01-09-2025
İsmet Berkan

Fenerbahçe’nin en büyük sorunu Mourinho muydu?

Fenerbahçe’nin en büyük sorunu Mourinho muydu?

Bütün sporlar gibi futbol da rekabetçi bir spor. Taraflar her zaman kazanmak isterler. Sadece sahada oynayanlar değil, onları desteklemeye gelen taraftarlar da her zaman kazanmak ister. Bundan daha doğal ve normal bir şey yok.

Türkiye’de “Üç büyükler” veya “Dört büyükler” denince bu daima kazanma arzusunun çok büyük bir baskıya dönüştüğü kulüplerden söz ediyoruz. O kulüpler doğal olarak hem transferde en çok parayı harcayan, hem de kendi taraftarına en fazla başarıyı vaat eden kulüpler.

Ayrıca bu kulüpler taraftar baskısını da üzerlerinde en fazla hisseden kulüpler.

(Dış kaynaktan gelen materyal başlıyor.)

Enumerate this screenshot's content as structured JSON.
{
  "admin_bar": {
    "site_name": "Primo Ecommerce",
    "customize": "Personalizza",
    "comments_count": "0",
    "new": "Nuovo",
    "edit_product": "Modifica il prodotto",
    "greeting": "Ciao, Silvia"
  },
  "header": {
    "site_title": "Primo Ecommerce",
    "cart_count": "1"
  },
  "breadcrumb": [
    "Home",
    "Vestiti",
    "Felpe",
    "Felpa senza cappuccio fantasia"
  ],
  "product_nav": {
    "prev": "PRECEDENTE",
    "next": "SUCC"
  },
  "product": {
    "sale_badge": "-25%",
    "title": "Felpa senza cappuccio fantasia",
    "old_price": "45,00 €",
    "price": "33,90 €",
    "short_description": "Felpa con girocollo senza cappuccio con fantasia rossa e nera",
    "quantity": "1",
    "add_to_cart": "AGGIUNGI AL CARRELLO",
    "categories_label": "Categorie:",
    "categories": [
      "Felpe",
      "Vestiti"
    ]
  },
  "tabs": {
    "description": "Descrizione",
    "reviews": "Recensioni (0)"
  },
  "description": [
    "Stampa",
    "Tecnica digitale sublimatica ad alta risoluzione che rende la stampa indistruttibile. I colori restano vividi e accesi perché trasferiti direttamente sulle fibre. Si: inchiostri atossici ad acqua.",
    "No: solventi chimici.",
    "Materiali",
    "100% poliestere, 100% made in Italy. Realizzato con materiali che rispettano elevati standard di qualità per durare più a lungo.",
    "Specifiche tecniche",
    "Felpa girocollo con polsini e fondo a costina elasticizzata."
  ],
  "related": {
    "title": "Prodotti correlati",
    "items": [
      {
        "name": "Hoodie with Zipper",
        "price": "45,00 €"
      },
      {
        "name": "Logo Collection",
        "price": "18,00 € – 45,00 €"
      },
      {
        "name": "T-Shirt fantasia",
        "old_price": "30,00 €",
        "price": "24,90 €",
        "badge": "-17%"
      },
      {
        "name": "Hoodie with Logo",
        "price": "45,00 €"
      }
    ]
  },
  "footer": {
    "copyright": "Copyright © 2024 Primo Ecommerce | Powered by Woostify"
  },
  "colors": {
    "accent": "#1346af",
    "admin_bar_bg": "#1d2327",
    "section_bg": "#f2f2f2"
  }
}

O kadar ki, taraftarın daima kazanma arzusu sadece sahadaki futbolcular değil giderek kulübün yöneticileri üzerinde de bir baskıya dönüşüyor.

Tabii tersi de oluyor. Hepsi de birer dernek olan, yöneticileri dernek üyelerinin oylarıyla seçilen bu kulüplerde neredeyse her zaman yönetici adayları, “seçim kampanyaları”nı doğrudan taraftara hitaben yapıyorlar. Taraftarı cezbedecek bir kampanyanın veya vaatlerin kendilerinin üyeler tarafından seçilmesini de kolaylaştıracağını düşünüyorlar.

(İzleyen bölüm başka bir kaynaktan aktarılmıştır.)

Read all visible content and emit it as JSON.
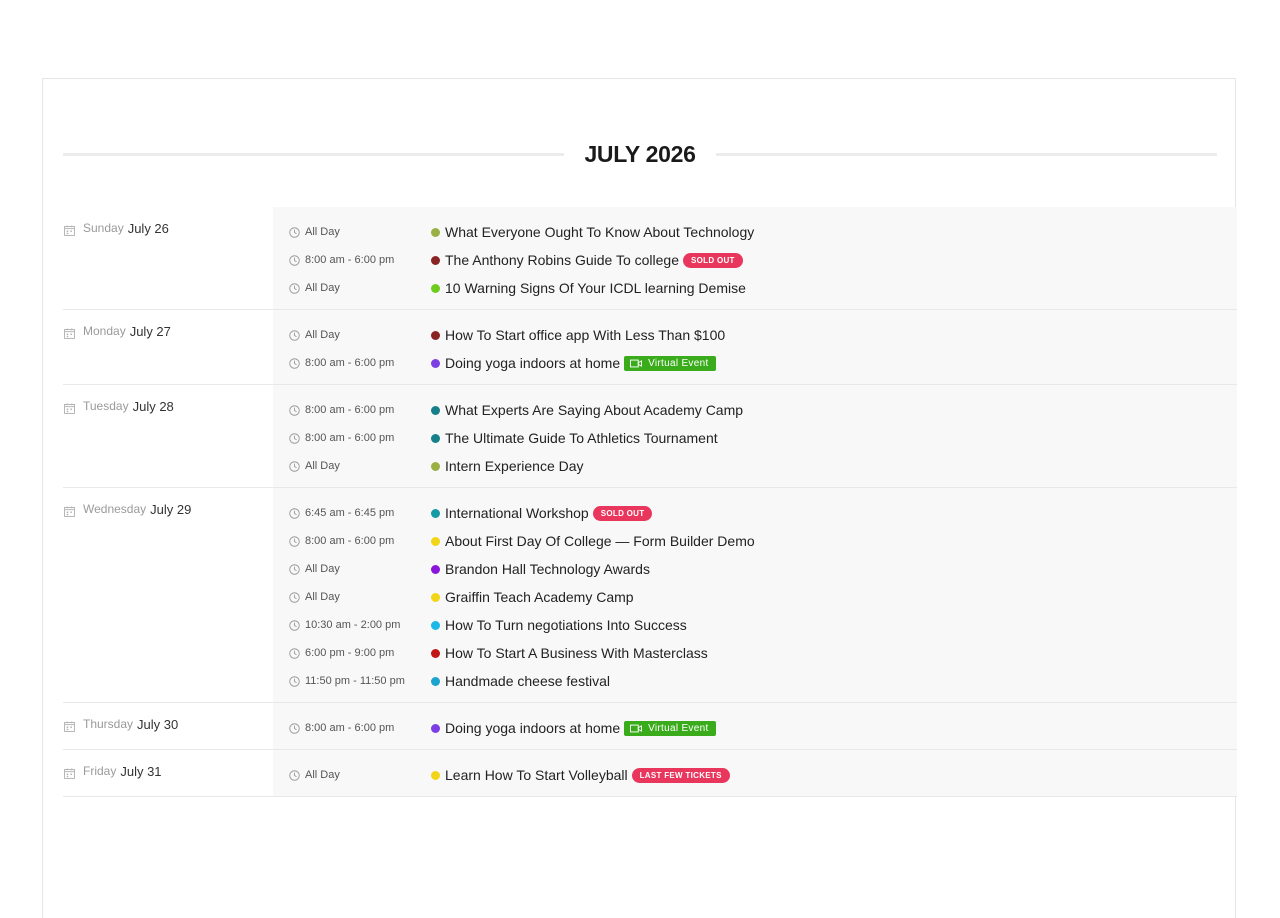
{
  "month_title": "JULY 2026",
  "days": [
    {
      "weekday": "Sunday",
      "date": "July 26",
      "events": [
        {
          "time": "All Day",
          "title": "What Everyone Ought To Know About Technology",
          "color": "#9bb044",
          "badge": ""
        },
        {
          "time": "8:00 am - 6:00 pm",
          "title": "The Anthony Robins Guide To college",
          "color": "#8a2424",
          "badge": "SOLD OUT"
        },
        {
          "time": "All Day",
          "title": "10 Warning Signs Of Your ICDL learning Demise",
          "color": "#6fcc1e",
          "badge": ""
        }
      ]
    },
    {
      "weekday": "Monday",
      "date": "July 27",
      "events": [
        {
          "time": "All Day",
          "title": "How To Start office app With Less Than $100",
          "color": "#8a2424",
          "badge": ""
        },
        {
          "time": "8:00 am - 6:00 pm",
          "title": "Doing yoga indoors at home",
          "color": "#7b3fe4",
          "virtual": "Virtual Event"
        }
      ]
    },
    {
      "weekday": "Tuesday",
      "date": "July 28",
      "events": [
        {
          "time": "8:00 am - 6:00 pm",
          "title": "What Experts Are Saying About Academy Camp",
          "color": "#157f8a",
          "badge": ""
        },
        {
          "time": "8:00 am - 6:00 pm",
          "title": "The Ultimate Guide To Athletics Tournament",
          "color": "#157f8a",
          "badge": ""
        },
        {
          "time": "All Day",
          "title": "Intern Experience Day",
          "color": "#9bb044",
          "badge": ""
        }
      ]
    },
    {
      "weekday": "Wednesday",
      "date": "July 29",
      "events": [
        {
          "time": "6:45 am - 6:45 pm",
          "title": "International Workshop",
          "color": "#159aa6",
          "badge": "SOLD OUT"
        },
        {
          "time": "8:00 am - 6:00 pm",
          "title": "About First Day Of College — Form Builder Demo",
          "color": "#f2d516",
          "badge": ""
        },
        {
          "time": "All Day",
          "title": "Brandon Hall Technology Awards",
          "color": "#8b16d9",
          "badge": ""
        },
        {
          "time": "All Day",
          "title": "Graiffin Teach Academy Camp",
          "color": "#f2d516",
          "badge": ""
        },
        {
          "time": "10:30 am - 2:00 pm",
          "title": "How To Turn negotiations Into Success",
          "color": "#1cb8e8",
          "badge": ""
        },
        {
          "time": "6:00 pm - 9:00 pm",
          "title": "How To Start A Business With Masterclass",
          "color": "#c01616",
          "badge": ""
        },
        {
          "time": "11:50 pm - 11:50 pm",
          "title": "Handmade cheese festival",
          "color": "#1aa4cf",
          "badge": ""
        }
      ]
    },
    {
      "weekday": "Thursday",
      "date": "July 30",
      "events": [
        {
          "time": "8:00 am - 6:00 pm",
          "title": "Doing yoga indoors at home",
          "color": "#7b3fe4",
          "virtual": "Virtual Event"
        }
      ]
    },
    {
      "weekday": "Friday",
      "date": "July 31",
      "events": [
        {
          "time": "All Day",
          "title": "Learn How To Start Volleyball",
          "color": "#f2d516",
          "badge": "LAST FEW TICKETS"
        }
      ]
    }
  ]
}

Tam da bu mekanizma yüzünden üye tabanını çok genişleten kulüpler var. Böylece onlar aslında milyonları bulan taraftarlarının bir bölümünün kulüp seçimlerinde rol almasını sağlıyorlar. Bu tür kulüplere en büyük örnek Fenerbahçe. Bu kulüp kongrelerini stadyumda yapıyor; çünkü kongre üyeleri ancak oraya sığıyor. Fenerbahçe’nin oy verme hakkına sahip 46 binden fazla üyesi var.

Fenerbahçe’nin bu çok üyeli yapısı, Aziz Yıldırım’ın uzun başkanlık döneminde adım adım oluşturuldu. Yıldırım’ın kaybedip Ali Koç’un kazandığı kongrede taraftarı ve üyeleri en fazla heyecanlandıran aday Ali Koç olmuştu.

Bu ay Fenerbahçe bir kez daha kongreye gidiyor. Ali Koç’un karşısında şimdilik yegane rakip Sadettin Saran. Kimin taraftara ve dolayısıyla kongre üyelerine daha fazla heyecan verdiğini göreceğiz.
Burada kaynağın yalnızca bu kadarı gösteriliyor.